In a qui tam case in which the United States intervenes, the government is clearly a party and the sixty-day rule applies. The difficulty arises when the government chooses not to intervene. When a False Claims Act suit is initiated by a private person--a qui tam plaintiff or relator--the action is brought "for the person and for the Government" and is "brought in the name of the Government." 31 U.S.C. 3730(b)(1). The government has sixty days after receiving a complaint and evidentiary information from the relator to decide whether to intervene in the suit. See id. 3730(b)(2)-(4).

If the government decides not to intervene, the citizen may conduct the action. See id. 3730(b)(4)(B). However, the government's involvement may continue. If the government decides not to interveneinitially, it may request that it be served with copies of pleadings and be sent deposition transcripts; may intervene later for good cause shown; may pursue alternative remedies, such as administrative proceedings; and must give its written consent to dismissal of the suit. Id. 3730(b)(1) and (c). Even when it does not intervene, the government receives the larger share of any recovery. See id. 3730(d).

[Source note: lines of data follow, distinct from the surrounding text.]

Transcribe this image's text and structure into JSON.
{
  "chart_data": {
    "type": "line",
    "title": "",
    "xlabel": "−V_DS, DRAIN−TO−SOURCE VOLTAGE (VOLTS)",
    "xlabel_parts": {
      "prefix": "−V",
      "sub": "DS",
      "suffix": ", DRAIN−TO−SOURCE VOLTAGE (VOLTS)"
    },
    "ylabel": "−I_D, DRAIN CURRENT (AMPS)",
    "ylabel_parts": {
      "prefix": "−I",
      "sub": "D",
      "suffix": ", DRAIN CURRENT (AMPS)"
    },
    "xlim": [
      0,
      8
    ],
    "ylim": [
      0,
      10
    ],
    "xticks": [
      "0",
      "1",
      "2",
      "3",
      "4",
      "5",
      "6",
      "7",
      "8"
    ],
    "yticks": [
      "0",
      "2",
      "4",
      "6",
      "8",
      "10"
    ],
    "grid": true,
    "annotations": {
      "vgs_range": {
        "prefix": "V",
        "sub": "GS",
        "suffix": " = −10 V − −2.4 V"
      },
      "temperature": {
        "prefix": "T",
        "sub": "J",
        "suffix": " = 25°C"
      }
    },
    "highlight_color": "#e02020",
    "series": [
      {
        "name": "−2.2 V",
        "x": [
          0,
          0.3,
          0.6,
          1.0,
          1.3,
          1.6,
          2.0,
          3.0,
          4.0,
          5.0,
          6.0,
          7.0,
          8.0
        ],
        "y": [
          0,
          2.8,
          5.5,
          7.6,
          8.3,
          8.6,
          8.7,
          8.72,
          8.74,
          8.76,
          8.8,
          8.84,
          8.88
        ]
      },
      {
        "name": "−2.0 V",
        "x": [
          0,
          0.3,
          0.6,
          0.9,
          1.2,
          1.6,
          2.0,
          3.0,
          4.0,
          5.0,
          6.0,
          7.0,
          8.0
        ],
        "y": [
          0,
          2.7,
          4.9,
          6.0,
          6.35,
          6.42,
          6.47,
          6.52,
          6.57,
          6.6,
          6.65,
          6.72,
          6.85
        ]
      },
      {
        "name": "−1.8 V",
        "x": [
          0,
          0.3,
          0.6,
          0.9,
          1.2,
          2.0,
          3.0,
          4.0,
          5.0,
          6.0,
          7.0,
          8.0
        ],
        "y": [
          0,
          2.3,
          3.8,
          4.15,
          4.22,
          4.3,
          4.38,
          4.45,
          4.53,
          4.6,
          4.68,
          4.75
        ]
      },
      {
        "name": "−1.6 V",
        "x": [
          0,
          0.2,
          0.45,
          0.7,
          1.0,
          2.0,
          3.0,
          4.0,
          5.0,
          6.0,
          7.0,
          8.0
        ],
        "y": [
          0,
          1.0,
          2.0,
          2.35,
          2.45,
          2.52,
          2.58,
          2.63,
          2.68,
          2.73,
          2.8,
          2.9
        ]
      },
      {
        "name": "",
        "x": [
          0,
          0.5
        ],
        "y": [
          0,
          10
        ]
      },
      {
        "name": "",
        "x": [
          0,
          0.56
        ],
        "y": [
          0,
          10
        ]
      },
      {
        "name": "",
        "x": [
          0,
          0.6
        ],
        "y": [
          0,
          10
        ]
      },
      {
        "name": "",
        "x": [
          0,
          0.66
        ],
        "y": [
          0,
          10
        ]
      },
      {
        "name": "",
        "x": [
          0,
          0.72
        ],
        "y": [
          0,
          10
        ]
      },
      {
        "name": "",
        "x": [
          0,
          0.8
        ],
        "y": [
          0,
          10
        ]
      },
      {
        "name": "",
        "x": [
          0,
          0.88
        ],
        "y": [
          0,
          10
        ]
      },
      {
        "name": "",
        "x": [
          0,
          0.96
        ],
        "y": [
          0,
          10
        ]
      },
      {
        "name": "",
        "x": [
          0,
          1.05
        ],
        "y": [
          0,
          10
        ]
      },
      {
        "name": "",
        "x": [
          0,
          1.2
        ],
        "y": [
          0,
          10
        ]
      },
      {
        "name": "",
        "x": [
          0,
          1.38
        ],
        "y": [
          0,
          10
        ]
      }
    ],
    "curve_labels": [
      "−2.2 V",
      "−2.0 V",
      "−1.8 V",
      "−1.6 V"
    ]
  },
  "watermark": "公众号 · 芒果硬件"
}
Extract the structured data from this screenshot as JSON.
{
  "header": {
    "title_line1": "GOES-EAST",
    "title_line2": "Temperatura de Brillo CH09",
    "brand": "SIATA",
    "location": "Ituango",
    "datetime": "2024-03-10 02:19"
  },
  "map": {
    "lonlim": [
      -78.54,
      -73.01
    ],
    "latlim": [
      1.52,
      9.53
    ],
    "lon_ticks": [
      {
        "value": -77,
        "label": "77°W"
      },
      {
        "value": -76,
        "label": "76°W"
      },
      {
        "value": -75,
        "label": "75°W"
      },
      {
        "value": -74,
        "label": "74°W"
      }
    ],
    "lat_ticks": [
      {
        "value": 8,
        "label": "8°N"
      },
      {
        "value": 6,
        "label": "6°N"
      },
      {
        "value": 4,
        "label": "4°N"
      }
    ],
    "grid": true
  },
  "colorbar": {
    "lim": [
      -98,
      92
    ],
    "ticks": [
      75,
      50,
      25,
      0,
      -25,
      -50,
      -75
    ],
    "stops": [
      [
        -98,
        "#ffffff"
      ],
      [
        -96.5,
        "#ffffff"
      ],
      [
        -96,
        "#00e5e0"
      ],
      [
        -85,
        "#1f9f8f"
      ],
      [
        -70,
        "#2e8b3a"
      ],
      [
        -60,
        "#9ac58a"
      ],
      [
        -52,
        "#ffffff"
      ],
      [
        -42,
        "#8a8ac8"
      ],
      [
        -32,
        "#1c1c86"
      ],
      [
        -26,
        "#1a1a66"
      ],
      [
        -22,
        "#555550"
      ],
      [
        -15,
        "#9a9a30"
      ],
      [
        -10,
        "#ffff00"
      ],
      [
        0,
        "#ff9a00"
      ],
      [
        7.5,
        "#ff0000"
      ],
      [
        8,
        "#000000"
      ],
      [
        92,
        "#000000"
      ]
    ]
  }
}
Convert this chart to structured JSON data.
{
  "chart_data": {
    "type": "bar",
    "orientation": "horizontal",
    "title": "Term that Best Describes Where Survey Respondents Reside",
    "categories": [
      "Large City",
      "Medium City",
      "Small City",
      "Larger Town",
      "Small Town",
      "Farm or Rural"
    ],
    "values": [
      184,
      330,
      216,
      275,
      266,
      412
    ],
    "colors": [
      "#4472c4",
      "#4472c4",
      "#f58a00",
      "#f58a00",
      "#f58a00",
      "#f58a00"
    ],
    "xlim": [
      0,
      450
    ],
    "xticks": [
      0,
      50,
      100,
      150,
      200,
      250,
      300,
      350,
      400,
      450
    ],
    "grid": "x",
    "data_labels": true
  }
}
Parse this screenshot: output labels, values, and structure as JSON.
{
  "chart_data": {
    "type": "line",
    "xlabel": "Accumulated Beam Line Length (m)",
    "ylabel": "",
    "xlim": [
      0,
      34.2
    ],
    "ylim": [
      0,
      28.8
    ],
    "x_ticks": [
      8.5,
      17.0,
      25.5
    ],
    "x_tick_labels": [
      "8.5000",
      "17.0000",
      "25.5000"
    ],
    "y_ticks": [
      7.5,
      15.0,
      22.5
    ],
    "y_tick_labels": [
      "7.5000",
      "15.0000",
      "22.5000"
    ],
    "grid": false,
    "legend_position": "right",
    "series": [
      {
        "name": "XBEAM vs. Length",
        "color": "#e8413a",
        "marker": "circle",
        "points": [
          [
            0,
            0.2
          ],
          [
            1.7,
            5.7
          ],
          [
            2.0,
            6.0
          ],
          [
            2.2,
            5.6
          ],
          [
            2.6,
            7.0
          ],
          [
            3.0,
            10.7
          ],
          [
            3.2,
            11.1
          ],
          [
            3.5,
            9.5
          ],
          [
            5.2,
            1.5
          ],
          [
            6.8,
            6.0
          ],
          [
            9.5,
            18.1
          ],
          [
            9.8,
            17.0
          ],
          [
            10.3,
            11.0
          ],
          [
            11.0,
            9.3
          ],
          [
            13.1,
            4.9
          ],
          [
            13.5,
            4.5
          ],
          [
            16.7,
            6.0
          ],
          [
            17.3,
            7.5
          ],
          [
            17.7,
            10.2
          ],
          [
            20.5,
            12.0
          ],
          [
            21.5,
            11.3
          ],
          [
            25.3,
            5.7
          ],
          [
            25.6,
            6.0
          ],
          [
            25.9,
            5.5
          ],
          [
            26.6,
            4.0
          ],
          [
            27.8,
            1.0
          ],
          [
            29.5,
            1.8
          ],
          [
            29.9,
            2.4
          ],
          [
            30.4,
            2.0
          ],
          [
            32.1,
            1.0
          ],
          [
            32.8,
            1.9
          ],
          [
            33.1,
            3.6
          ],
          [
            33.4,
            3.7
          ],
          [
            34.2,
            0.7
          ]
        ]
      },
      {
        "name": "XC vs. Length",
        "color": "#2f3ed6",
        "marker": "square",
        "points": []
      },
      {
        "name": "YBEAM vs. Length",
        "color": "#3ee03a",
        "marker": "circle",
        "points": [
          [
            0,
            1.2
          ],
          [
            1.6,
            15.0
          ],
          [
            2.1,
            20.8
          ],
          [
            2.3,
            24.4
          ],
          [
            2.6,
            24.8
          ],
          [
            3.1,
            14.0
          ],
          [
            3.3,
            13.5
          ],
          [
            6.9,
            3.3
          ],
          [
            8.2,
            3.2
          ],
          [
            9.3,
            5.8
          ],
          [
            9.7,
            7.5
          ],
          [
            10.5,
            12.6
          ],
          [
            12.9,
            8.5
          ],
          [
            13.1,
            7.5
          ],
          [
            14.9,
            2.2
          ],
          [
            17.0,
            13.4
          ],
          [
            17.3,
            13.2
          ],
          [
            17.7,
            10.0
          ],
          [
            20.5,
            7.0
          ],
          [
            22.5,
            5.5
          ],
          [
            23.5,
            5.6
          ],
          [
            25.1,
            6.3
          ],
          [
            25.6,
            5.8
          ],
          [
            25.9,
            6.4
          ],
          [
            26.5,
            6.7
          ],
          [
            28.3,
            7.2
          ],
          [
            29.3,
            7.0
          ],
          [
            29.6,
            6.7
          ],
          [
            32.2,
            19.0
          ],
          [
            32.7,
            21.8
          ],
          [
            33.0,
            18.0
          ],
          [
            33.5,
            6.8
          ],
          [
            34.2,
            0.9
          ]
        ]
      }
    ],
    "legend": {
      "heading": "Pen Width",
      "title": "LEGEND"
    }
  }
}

The peculiar nature of the government's relation to a qui tam suit has in other contexts presented us the question whether the non-intervening United States is a party to the suit for specified purposes. In Searcy v. Philips Electronics North America Corp., we held that the United States could not appeal of right when it had not intervened before the district court, but that it could appeal the settlement of the case as a non-party. See 117 F.3d 154, 155 (5th Cir. 1997). We were persuaded that the government had no appeal of right because it was not a party to the suit, reasoning that as the False Claims Act distinguishes cases in which the government is and is not an active litigant, we should not treat the government as a party for purposes of standing to appeal when it had chosen not to intervene. Id. at 156.

In United States ex rel. Foulds v. Texas Tech University, we held that the 11th Amendment barred a relator's suit against a state when the United States had not intervened because the United States was not an active litigant and hence had not "commenced or prosecuted" the action for purposes of the 11th Amendment. See 171 F.3d 279, 290 (5th Cir. 1999). The Foulds court recognized, however, that the United States is a real party in interest to a qui tam suit and may be a relevant party in the suit for some purposes of the litigation. See Foulds, 171 F.3d at 289, 291.

Two circuits have examined the time-to-appeal issue and have reached conflicting conclusions. The Ninth Circuit recently applied the sixty-day period, emphasizing the need for simplicity and clarity in applying the rule. See United States ex rel. Haycock v. Hughes Aircraft Co., 98 F.3d 1100 (9th Cir. 1996).